Racial Diversity and Co-Mutational Analysis of Biologically Relevant Alterations in EGFR Mutant Lung Cancers.

Background: EGFR alterations have significant therapeutic implications in lung cancer (LCa), yet their prevalence and co-mutational patterns in African American populations remain understudied. This study analyzes EGFR-mutant LCa across races using the Tempus database.

Methods: De-identified records sequenced via Tempus xT assay, (595 to 648 gene DNA panel) were included if they had ≥ 1 pathogenic EGFR mutation (short variants (SVs), copy number amplifications (CNAs), or fusions). Race was determined based on recorded clinical records. Co-mutations were restricted to genes with ≥ 5% frequency in at least 1 race. Statistical analyses were performed using chi-squared tests with Bonferroni or false discovery rate adjustments for multiple testing.
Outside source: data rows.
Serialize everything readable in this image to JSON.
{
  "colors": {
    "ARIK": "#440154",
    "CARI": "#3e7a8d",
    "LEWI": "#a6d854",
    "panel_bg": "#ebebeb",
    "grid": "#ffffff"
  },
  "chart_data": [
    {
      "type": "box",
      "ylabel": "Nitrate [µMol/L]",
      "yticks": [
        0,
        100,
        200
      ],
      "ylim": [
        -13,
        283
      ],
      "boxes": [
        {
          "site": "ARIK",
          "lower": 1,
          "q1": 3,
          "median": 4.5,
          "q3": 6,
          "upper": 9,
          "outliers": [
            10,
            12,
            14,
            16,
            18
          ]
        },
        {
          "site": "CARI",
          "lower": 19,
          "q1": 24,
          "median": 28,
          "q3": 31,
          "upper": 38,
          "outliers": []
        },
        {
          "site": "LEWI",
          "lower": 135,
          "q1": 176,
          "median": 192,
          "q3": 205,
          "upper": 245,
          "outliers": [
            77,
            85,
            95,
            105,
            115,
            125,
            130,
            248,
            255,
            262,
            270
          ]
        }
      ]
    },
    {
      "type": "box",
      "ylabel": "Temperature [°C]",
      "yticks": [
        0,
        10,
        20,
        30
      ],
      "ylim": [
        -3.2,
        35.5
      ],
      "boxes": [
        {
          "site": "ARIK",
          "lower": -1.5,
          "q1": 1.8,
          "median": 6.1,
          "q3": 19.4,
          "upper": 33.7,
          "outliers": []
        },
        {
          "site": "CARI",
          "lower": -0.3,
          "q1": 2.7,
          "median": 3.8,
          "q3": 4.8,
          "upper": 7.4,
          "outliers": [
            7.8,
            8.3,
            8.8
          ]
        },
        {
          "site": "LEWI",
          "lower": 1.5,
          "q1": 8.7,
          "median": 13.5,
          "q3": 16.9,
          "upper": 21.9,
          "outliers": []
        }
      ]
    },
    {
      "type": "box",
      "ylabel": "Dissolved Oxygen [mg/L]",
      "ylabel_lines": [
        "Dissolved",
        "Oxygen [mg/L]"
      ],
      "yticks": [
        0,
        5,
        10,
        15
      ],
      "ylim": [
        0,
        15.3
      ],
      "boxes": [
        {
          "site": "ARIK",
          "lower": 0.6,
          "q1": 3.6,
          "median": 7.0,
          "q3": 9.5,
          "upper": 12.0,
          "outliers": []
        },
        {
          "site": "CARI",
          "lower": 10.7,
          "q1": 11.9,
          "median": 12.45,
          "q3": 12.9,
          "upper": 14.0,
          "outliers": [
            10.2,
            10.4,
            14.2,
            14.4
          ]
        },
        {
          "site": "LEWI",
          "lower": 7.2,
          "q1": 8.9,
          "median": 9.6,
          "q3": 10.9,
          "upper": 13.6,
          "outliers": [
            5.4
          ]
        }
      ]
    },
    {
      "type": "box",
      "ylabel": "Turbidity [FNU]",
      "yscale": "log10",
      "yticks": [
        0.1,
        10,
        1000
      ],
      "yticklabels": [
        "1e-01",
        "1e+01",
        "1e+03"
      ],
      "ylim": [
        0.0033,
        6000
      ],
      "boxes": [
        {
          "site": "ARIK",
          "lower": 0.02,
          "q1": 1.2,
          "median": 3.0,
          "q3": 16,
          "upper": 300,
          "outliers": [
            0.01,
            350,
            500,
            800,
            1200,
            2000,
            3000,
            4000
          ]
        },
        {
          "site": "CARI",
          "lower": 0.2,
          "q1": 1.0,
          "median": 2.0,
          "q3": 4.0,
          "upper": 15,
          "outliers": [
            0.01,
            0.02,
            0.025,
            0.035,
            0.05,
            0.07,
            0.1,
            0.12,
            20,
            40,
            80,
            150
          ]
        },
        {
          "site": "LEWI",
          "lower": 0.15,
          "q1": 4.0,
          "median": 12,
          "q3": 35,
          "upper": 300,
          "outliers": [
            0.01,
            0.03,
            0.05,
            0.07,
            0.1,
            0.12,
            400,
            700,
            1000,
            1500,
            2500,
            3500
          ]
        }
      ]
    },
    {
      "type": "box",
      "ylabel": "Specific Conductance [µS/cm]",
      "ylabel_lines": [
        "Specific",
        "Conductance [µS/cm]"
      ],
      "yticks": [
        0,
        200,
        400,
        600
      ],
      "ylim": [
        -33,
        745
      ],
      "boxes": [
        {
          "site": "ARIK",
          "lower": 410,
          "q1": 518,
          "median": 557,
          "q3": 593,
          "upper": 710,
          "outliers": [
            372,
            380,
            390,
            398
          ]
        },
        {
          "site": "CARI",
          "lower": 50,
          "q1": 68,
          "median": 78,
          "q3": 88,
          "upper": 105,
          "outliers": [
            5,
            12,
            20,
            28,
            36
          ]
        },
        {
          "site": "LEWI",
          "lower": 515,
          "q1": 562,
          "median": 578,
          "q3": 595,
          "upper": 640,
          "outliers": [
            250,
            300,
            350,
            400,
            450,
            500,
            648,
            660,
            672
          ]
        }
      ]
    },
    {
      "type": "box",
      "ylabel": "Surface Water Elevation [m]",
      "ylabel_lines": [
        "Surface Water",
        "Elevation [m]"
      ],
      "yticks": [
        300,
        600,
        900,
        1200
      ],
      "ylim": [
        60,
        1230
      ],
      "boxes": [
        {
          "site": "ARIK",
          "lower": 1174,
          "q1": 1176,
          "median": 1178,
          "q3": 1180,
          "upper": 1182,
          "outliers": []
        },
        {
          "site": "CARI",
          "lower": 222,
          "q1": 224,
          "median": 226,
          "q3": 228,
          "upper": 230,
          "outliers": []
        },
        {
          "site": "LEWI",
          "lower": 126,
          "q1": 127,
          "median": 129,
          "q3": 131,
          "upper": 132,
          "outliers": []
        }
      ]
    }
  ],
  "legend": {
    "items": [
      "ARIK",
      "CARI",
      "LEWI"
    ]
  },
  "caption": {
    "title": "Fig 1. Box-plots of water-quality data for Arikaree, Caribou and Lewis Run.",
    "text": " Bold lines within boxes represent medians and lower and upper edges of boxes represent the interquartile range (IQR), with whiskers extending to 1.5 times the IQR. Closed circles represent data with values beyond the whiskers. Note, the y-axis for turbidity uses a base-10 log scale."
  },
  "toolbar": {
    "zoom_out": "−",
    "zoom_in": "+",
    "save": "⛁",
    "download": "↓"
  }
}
Results: Among 17,482 LCa samples, EGFR alterations occurred in 8.9% of CA, 7.6% of BAA, 39% of API, 15% of other races, and 12% of unknown races. Exon 19 deletions (P = .017) and L858R mutations (P < .001) varied by race, with higher L858R frequency in CA compared to BAA (P = .034) and in API compared to CA (P = .006). EGFR copy number variants (CNVs) were highest in BAA (P < .001). TP53 alterations occurred at a higher frequency in patients with a history of smoking, those with high tumor mutational burden (TMB), and high PD-L1. KMT2C co-mutations were significantly more common in BAA (13%) compared to CA (3%) and API (4%) (q = 0.003). Similarly, GLI1 co-mutations were most frequent in BAA (5.8%) compared to 1.5% in CA and 0% in API patients (q = 0.025).

Conclusions: EGFR mutation subtypes and co-mutations differ by race. KMT2C may influence TMB and immunotherapy response, while GLI1 is linked to TKI resistance. TP53 alterations were more commen in smokers, and patients with high PDL-1 and TMB, highlighting additional factors that drive tumors with these alterations.